Liberty Mutual Insurance Company v. Burgess

308 A.2d 775 | D.C. | 1973

308 A.2d 775 (1973)

LIBERTY MUTUAL INSURANCE COMPANY and Paul M. Foman, Appellants,
v.
William BURGESS, Appellee.
LIBERTY MUTUAL INSURANCE COMPANY and Alfred Dintaman, Appellants,
v.
Melvin CORNELIUS, Appellee.

Nos. 6651, 6652.

District of Columbia Court of Appeals.

Submitted December 14, 1972.
Decided August 3, 1973.

*776 Colin R. C. Dyer, Washington, D. C., was on the briefs for appellants in both cases.

No appearance was filed on behalf of either appellee.

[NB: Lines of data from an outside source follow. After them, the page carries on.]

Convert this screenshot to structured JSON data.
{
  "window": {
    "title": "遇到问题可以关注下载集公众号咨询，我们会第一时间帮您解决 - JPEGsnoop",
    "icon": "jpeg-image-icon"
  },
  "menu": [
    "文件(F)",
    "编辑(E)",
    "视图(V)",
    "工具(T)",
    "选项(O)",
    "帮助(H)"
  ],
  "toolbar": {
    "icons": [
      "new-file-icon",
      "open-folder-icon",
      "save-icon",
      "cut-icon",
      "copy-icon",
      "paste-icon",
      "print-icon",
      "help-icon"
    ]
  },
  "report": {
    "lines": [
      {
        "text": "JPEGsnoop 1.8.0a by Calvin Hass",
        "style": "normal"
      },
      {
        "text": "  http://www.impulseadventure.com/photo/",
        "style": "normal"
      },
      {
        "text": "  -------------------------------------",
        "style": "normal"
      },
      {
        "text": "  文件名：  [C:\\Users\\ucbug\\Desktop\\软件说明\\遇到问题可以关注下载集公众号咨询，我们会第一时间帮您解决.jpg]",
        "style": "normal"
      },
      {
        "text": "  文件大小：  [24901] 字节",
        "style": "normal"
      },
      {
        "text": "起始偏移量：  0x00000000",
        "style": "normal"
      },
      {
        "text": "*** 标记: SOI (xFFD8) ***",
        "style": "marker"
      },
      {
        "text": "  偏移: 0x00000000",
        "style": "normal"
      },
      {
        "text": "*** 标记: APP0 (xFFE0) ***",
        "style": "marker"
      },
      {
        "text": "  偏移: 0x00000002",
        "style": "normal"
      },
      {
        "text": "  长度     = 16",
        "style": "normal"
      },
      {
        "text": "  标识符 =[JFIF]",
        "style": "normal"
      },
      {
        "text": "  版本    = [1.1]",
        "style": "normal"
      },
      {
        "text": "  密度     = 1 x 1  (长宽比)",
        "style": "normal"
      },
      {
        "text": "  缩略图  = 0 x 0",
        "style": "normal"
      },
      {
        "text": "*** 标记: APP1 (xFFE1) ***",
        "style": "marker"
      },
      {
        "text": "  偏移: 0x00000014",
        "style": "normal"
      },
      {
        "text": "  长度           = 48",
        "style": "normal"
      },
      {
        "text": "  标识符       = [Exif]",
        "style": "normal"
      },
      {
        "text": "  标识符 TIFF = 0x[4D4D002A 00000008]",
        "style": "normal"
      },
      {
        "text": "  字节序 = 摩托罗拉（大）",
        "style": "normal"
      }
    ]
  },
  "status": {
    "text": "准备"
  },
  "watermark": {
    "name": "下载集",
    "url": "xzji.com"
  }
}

Before PAIR, YEAGLEY, and HARRIS, Associate Judges.

HARRIS, Associate Judge:

This case presents a novel question of statutory interpretation involving the interrelationship between the District of Columbia long arm statute (D.C.Code 1972 Supp., § 13-401 et seq.) and the relevant provisions of the Motor Vehicle Safety Responsibility Act (hereinafter SRA) (D.C.Code 1967, §§ 40-417 through 40-498c).

The SRA was enacted in 1954.[1] One of its key purposes was to provide persons suffering damage or injury in the District of Columbia from the negligent actions of a nonresident motorist with a means of obtaining personal jurisdiction over the nonresident in the District of Columbia courts. D.C.Code 1967, § 40-423. Its utility has been limited by the requirement that an injured plaintiff file a surety bond for the protection of the defendant before an action could be commenced.[2] The District of Columbia Court Reorganization Act of 1970 included long arm provisions which expanded the bases and simplified the procedures for securing personal jurisdiction over nonresident defendants. We here consider whether the long arm statute provides an alternative, independent procedure for initiating an action against a nonresident motorist. We conclude that it does.

I

The two cases consolidated on appeal arose out of separate automobile accidents which occurred in the District of Columbia. In each instance, the individual plaintiff and his insurance carrier initiated an action for property damage in the Small Claims and Conciliation Branch of the Civil Division of the Superior Court. Neither defendant was a resident of the District of Columbia. Section 13-423(a)(3) of the Code (1972 Supp.) provides for personal jurisdiction in the District of Columbia courts over a person "causing tortious injury in the District of Columbia by an act or omission in the District of Columbia". Service on each defendant was effected outside this jurisdiction pursuant to the new long arm provisions of the Code.[3]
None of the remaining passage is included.